The best images of Ceres so far were taken by NASA's Hubble Space Telescope in 2003 and 2004. This most recent images from Dawn, taken January 13, 2015, at about 80 per cent of Hubble resolution, are not quite as sharp.
But Dawn's images will surpass Hubble's resolution at the next imaging opportunity, which will be at the end of January.
"Already, the (latest) images hint at first surface structures such as craters," said Andreas Nathues, lead investigator for the framing camera team at the Max Planck
Institute for Solar System Research, Gottingen, Germany.
Ceres is the largest body in the main asteroid belt, which lies between Mars and Jupiter. It has an average diameter of 950 kilometres, and is thought to contain a large amount of ice.
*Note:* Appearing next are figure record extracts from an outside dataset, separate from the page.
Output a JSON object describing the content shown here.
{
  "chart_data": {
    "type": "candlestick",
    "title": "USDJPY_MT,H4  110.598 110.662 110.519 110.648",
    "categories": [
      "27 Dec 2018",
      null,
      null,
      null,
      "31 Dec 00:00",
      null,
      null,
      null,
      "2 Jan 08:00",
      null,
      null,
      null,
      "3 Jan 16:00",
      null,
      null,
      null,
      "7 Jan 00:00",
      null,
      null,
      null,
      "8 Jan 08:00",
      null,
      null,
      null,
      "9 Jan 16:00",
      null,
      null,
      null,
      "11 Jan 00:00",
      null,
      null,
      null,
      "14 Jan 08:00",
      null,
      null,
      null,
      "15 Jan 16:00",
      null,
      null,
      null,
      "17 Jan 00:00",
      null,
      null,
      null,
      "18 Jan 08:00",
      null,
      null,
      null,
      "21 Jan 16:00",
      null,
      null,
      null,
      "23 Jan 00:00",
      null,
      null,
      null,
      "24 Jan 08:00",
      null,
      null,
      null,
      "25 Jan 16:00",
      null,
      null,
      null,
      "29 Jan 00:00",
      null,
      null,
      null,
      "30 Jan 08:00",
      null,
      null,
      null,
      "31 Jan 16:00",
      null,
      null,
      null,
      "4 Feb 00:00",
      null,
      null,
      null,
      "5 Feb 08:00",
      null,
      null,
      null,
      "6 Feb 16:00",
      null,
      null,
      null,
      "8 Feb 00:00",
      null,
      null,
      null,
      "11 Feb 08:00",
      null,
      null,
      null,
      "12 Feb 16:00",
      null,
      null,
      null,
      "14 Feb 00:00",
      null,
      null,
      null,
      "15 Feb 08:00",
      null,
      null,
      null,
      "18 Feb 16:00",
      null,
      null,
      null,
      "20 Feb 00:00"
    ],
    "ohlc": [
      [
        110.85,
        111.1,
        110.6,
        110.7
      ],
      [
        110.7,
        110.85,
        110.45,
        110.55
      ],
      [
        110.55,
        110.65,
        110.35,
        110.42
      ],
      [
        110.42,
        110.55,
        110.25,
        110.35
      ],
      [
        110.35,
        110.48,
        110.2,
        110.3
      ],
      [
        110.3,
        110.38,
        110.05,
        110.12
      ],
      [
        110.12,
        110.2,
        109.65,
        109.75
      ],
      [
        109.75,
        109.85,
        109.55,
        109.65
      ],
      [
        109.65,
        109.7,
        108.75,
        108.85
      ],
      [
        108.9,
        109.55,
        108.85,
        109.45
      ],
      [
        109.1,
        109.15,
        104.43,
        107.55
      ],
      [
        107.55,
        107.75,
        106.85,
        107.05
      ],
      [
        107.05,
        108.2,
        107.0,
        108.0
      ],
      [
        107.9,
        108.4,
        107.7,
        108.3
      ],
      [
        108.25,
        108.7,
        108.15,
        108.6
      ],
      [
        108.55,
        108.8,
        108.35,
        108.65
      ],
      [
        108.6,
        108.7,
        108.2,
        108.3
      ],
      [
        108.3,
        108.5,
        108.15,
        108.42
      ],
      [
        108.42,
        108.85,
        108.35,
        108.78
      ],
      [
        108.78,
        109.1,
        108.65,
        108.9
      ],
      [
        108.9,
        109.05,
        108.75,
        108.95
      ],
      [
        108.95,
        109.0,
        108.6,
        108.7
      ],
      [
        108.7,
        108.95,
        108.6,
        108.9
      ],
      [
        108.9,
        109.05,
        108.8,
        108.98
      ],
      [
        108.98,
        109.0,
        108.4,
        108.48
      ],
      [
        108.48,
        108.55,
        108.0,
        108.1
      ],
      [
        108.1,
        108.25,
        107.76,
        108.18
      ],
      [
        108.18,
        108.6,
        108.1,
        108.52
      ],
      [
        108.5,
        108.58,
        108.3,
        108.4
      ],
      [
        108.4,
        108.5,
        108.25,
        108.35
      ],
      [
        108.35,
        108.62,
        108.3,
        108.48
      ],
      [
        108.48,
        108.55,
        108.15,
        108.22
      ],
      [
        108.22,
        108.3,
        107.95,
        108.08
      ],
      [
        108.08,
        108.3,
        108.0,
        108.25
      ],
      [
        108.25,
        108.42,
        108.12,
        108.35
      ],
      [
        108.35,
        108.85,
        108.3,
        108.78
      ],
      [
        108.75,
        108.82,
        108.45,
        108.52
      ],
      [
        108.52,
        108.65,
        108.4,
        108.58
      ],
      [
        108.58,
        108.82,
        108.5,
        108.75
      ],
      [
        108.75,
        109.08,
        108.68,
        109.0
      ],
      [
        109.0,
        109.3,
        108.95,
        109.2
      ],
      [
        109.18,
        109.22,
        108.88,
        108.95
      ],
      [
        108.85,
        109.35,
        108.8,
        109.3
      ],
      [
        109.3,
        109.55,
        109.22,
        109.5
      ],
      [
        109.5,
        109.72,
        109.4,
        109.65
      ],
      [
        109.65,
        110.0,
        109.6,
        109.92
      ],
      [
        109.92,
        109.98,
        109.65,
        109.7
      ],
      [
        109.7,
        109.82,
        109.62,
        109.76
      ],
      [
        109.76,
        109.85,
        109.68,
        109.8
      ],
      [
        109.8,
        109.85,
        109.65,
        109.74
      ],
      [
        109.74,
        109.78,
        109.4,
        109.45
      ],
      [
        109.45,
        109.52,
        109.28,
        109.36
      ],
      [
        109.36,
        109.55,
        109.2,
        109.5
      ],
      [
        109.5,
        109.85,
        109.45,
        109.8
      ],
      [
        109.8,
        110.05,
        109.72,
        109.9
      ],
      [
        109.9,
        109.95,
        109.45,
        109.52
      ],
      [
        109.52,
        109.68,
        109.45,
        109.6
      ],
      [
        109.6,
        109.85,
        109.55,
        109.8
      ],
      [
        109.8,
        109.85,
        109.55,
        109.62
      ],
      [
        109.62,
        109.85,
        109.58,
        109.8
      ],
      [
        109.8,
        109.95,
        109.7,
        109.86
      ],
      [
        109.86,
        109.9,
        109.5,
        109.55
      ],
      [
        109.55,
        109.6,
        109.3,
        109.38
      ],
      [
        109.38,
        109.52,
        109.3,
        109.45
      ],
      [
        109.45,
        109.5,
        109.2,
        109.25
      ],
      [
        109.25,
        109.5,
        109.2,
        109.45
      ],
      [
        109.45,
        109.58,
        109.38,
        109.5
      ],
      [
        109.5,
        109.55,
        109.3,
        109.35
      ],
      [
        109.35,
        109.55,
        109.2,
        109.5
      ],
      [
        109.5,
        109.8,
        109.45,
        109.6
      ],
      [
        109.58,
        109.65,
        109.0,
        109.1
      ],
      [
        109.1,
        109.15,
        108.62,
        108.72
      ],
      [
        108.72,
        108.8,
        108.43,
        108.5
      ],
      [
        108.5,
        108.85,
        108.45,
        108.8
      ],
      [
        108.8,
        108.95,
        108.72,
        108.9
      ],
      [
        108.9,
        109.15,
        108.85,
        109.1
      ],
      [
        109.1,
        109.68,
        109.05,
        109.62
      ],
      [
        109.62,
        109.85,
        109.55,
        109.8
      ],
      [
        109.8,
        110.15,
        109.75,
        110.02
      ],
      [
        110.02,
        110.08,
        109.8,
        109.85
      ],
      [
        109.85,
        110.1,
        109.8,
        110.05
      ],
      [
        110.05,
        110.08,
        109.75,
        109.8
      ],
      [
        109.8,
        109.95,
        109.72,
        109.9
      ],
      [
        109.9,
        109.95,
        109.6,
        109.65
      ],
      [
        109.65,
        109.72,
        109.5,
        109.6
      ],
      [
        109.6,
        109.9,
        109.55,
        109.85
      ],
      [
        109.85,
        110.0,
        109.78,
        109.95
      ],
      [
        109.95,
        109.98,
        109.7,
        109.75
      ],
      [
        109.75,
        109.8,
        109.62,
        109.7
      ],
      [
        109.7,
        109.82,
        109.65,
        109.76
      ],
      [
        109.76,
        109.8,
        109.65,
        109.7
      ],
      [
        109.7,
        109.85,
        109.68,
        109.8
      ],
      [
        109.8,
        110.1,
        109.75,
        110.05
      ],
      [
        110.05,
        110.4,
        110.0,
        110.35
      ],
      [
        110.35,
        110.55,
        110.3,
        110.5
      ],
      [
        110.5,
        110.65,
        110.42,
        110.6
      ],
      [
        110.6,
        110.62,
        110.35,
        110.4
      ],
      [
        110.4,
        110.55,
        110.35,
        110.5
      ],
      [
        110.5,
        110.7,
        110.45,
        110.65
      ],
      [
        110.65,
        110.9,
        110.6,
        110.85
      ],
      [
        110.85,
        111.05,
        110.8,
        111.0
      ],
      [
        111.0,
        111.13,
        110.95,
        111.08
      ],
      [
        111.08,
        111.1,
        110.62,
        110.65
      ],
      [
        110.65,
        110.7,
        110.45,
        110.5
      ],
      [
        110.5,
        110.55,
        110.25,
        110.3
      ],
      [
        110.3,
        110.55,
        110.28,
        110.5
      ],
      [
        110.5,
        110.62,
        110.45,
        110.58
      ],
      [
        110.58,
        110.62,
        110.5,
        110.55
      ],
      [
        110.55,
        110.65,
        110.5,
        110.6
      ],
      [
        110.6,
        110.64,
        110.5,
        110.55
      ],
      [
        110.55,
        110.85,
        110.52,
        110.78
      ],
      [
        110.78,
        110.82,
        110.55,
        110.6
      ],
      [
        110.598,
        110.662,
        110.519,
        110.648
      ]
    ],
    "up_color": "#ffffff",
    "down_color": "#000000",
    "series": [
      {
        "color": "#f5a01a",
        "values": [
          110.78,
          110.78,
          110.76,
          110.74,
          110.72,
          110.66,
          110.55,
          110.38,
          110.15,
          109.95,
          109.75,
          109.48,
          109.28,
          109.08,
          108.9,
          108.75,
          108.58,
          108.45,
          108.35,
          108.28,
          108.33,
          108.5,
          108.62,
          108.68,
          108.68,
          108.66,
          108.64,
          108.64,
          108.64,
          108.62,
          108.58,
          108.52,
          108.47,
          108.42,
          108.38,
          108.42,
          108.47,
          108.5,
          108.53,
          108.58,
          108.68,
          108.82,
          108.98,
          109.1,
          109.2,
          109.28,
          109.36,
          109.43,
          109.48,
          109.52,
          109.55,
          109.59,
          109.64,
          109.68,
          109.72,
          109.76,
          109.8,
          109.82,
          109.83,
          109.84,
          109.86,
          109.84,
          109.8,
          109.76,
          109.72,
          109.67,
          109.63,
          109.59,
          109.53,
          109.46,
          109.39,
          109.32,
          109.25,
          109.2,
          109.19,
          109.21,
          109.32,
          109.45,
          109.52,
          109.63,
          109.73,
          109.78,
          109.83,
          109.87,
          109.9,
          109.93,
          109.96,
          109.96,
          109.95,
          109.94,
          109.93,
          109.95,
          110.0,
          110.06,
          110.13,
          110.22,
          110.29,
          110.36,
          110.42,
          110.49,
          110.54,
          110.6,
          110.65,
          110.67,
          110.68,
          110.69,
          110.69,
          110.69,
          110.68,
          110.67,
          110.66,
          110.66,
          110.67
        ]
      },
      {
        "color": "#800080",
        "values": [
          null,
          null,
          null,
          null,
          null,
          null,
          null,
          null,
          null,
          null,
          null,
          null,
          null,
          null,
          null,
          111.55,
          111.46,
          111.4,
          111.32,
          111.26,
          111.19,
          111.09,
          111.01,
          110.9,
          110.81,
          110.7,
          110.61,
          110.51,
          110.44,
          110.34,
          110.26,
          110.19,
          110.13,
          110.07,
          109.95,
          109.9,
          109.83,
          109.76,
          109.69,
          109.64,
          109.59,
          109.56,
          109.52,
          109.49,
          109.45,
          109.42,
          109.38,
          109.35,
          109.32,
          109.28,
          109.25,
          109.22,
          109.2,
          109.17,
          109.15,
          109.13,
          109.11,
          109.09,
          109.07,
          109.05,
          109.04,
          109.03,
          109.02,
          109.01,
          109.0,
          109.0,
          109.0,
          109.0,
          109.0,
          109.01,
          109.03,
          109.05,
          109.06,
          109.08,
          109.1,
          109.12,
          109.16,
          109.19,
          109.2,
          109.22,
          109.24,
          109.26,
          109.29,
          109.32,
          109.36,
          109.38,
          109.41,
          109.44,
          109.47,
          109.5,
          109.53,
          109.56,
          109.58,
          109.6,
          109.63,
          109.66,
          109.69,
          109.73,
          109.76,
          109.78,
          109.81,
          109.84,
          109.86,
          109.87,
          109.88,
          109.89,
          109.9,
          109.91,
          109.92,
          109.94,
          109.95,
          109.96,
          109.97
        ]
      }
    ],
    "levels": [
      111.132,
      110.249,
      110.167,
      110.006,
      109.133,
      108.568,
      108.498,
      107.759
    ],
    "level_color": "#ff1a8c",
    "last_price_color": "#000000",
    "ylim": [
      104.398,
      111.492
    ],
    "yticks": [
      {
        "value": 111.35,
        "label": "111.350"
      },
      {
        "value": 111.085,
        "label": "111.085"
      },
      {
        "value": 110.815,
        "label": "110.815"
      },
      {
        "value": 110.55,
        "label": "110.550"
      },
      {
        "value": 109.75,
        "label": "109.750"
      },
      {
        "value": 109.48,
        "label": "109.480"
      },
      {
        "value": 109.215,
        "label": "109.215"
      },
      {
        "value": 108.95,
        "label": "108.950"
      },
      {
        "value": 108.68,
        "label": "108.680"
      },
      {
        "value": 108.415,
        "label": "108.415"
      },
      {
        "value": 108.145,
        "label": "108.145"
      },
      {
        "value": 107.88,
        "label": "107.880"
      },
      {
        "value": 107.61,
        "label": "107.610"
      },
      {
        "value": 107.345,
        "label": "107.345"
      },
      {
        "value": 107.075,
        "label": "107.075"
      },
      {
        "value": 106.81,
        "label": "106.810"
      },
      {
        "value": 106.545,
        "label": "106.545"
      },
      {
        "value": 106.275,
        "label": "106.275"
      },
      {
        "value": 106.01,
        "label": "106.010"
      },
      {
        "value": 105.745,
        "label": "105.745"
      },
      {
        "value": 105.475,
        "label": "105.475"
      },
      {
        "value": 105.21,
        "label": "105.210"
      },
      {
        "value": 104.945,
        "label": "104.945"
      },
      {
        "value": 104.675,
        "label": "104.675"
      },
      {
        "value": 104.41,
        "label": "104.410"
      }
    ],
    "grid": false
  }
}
Some scientists think it is possible that the surface conceals an ocean.
Dawn's arrival at Ceres will mark the first time a spacecraft has ever visited a dwarf planet.
"The team is very excited to examine the surface of Ceres in never-before-seen detail," said Chris Russell, principal investigator for the Dawn mission, based at the University of California, Los Angeles.
"We look forward to the surprises this mysterious world may bring," said Russell.
The spacecraft has already delivered more than 30,000 images and many insights about Vesta, the second most massive body in the asteroid belt.